Herzog: This is something that we read last week about the earthquakes in the valley in 1996 or something. Someone called the 911 emergency room …
Oppenheimer: Oh, yeah, that is referring to the earthquake that struck LA in ‘94 in the winter and at night. So, people ran outside their homes. And pretty soon people were calling emergency services because they spied a silvery cloud in the sky and thought maybe there was some emanations from the San Andreas Fault from noxious gases. And whereas what had happened was the earthquake had knocked out the power grid and people were seeing the Milky Way for the first time.
CS: So, what you’re saying is that we just need to look up a little bit more, right?
Oppenheimer: Yeah, we all have lights in our backyards. We can’t get away from light pollution now. That’s not good news for astronomers. But there is a Dark Sky Park, and I think this is a wonderful thing, to kind of rediscover the night nocturnal; and that aura of the infinitude of night sky, the stars.
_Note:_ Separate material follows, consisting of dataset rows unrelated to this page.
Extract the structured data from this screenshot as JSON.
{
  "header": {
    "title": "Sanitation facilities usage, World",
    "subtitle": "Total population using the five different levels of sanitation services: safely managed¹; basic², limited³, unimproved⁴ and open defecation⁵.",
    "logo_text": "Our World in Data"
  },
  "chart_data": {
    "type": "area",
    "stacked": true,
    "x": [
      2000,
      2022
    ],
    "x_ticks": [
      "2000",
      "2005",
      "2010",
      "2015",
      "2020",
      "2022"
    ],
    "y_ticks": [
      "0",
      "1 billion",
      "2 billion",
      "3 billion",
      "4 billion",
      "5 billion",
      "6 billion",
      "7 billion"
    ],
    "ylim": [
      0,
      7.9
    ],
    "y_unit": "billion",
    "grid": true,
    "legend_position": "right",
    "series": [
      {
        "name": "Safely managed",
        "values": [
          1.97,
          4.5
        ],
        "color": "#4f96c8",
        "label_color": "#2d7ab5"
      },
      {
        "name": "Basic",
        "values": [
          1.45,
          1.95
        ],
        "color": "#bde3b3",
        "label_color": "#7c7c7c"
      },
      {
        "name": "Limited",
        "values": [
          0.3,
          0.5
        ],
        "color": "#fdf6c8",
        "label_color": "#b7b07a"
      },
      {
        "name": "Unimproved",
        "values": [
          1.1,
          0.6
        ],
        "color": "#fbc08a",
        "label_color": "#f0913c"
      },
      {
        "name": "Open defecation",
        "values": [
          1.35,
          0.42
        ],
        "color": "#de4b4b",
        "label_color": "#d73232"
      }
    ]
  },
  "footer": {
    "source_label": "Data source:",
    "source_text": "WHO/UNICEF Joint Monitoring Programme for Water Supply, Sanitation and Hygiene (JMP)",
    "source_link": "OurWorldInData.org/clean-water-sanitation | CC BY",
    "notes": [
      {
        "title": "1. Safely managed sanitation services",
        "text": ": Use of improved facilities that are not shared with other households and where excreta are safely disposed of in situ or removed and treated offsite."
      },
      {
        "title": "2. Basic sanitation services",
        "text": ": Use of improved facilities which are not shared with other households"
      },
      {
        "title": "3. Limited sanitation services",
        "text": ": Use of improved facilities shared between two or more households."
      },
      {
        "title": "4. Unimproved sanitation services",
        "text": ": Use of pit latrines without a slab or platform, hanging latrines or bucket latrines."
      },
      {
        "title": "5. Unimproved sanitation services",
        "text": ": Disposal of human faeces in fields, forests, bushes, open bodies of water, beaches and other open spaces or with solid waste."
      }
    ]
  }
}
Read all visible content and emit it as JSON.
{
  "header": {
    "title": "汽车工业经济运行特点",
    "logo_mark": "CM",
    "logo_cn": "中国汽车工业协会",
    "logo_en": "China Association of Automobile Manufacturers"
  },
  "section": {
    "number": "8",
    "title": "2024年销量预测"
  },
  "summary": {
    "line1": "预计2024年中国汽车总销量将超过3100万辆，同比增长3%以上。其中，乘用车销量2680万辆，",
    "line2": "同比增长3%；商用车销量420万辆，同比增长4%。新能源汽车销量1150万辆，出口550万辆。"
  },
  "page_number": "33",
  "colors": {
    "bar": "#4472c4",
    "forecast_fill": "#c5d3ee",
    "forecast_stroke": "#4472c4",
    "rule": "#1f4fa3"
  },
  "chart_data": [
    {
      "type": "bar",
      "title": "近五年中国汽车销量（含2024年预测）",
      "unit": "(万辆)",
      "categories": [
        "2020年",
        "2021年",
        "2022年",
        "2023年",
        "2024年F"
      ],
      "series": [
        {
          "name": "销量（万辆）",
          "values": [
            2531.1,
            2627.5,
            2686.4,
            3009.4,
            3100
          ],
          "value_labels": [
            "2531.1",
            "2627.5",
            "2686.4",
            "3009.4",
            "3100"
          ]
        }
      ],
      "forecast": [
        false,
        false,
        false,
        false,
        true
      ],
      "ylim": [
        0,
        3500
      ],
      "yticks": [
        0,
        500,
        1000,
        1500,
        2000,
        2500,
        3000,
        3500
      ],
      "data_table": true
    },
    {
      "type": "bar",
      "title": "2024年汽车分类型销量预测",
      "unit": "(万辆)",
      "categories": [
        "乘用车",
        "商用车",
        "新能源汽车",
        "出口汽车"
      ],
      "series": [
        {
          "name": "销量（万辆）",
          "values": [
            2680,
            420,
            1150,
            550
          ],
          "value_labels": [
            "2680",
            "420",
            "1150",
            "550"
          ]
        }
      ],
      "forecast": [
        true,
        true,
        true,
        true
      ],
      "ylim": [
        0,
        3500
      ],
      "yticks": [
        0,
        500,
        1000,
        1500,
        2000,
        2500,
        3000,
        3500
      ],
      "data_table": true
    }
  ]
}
CS: I would say that’s why a documentary such as Fireball is important because it helps us remember just how amazing our planet is.
Oppenheimer: One of the places where we filmed was at Arizona State University at the center of meteorites studies, where we have a really wonderful collection of historic specimens, as well as very recent ones. We sniffed the Aguas Zarcas meteorite that fell in Costa Rica last year, which has this remarkable pungent odor of organic molecules. But there’s the collection, a lot of that collection, I think it’s from one of the pioneers of meteoritics science, Harvey Nininger. And he observed a bright fireball in the sky — I can’t remember where — in Texas or New Mexico and he said, I figure if I head out to the desert, I’ll be able to find the stone that hit the ground. And so, he goes out and everyone says, you know, you’re crazy, there’s no way of finding it with all the rocks out in the desert there. And sure enough he didn’t find it. But the remarkable thing was he found a lot of other meteorites. And that’s when people realized if you can be systematic about how you go out and you go these places where the surfaces are undisturbed for long periods of time, like the desert, on land or in Antarctica, you’ll find these stones and they are extraordinary relics of the earliest period of the solar system.
CS: What is a good starting place for somebody to get in this type of field?
Oppenheimer: A conventional route might be through the geosciences through geology, geochemistry, and chemistry as well. But, I think, like volcanoes there are different angles, astronomy, planetary science, planetary missions. There’s archeoastronomy — there’s a whole field of where people are looking at indigenous knowledge of the night sky, the significance of meteors. There are different ways to approach it and they are all very, very fascinating.
CS: You guys first met while making Encounters at the End of the World. How has your relationship changed over the course of these projects?
Werner: I think it hasn’t, because I was immediately surrounded by the presence of Clive at the top of a volcano and in Antarctica — five degrees below zero. I said we should stay in touch a film together some day. Ten years later, we were out of touch. I mean, not completely. Clive showed up for the volcanoes and this film on meteorites. In both cases we would do it in the spirit of friendship, in the spirit of respect.